Descriptive statistics were used to report the frequency of experience of various types of biased patient behavior, residents’ responses, the factors impeding residents’ responses, and residents’ experiences and beliefs regarding training and policies.
Overall, 232 of 331 residents (70%) participated; 116 (50%) were women; 1tional involvement. Residency programs and health care systems should prioritize training and policies to address biased patient behavior and support affected residents.
With a renewed focus on medical professionalism, an opportunity exists to better define its standards and application to meet the needs of an increasingly diverse workforce given the important association between interprofessional behavior and patient care.
To examine the context of how professionalism is operationalized and perceived in diverse health care work and learning environments.
A qualitative mixed-methods analysis of survey data collected from February to April 2015, was conducted followed by analysis of narrative data collected in June 2017. The setting was 2 health systems and 4 health professional and graduate schools. Participants were faculty, trainees, staff, and students (3506 survey respondents and 52 narratives) affiliated with the University of Pennsylvania and the University of Pennsylvania Health System.
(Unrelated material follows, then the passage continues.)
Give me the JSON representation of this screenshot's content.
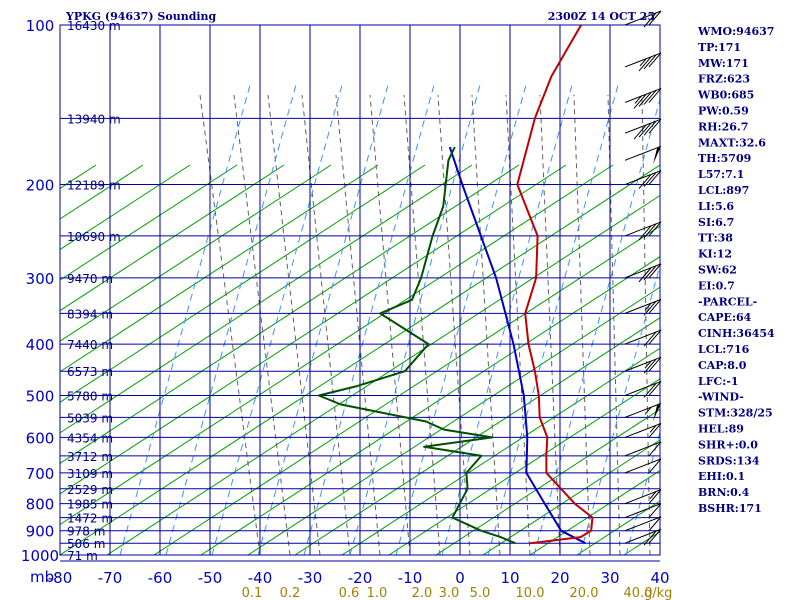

Data analysis was conducted in 2018 and 2019.
Independent variables included the following respondent characteristics gender identity, sexual orientation, race/ethnicity, positi1.2-1.8) and non-Hispanic Black individuals compared with non-Hispanic White individuals (aOR, 1.3; 95% CI, 1.2-1.4) were statistically significantly more likely to consider changing jobs because of unprofessional behavior at work. this website The qualitative analysis of narratives revealed that marginalized populations (including but not limited to women, gender and sexual minority groups, racial/ethnic minority groups, those who identify as having a disability, and religious minority groups) reported (1) greater infringements on their professional boundaries, as well as increased scrutiny over their professional actions, and (2) a tension between inclusion vs assimilation.
The findings of this study highlight the need for health care organizations to revisit how they define and operationalize professionalism to improve inclusivity.
The findings of this study highlight the need for health care organizations to revisit how they define and operationalize professionalism to improve inclusivity.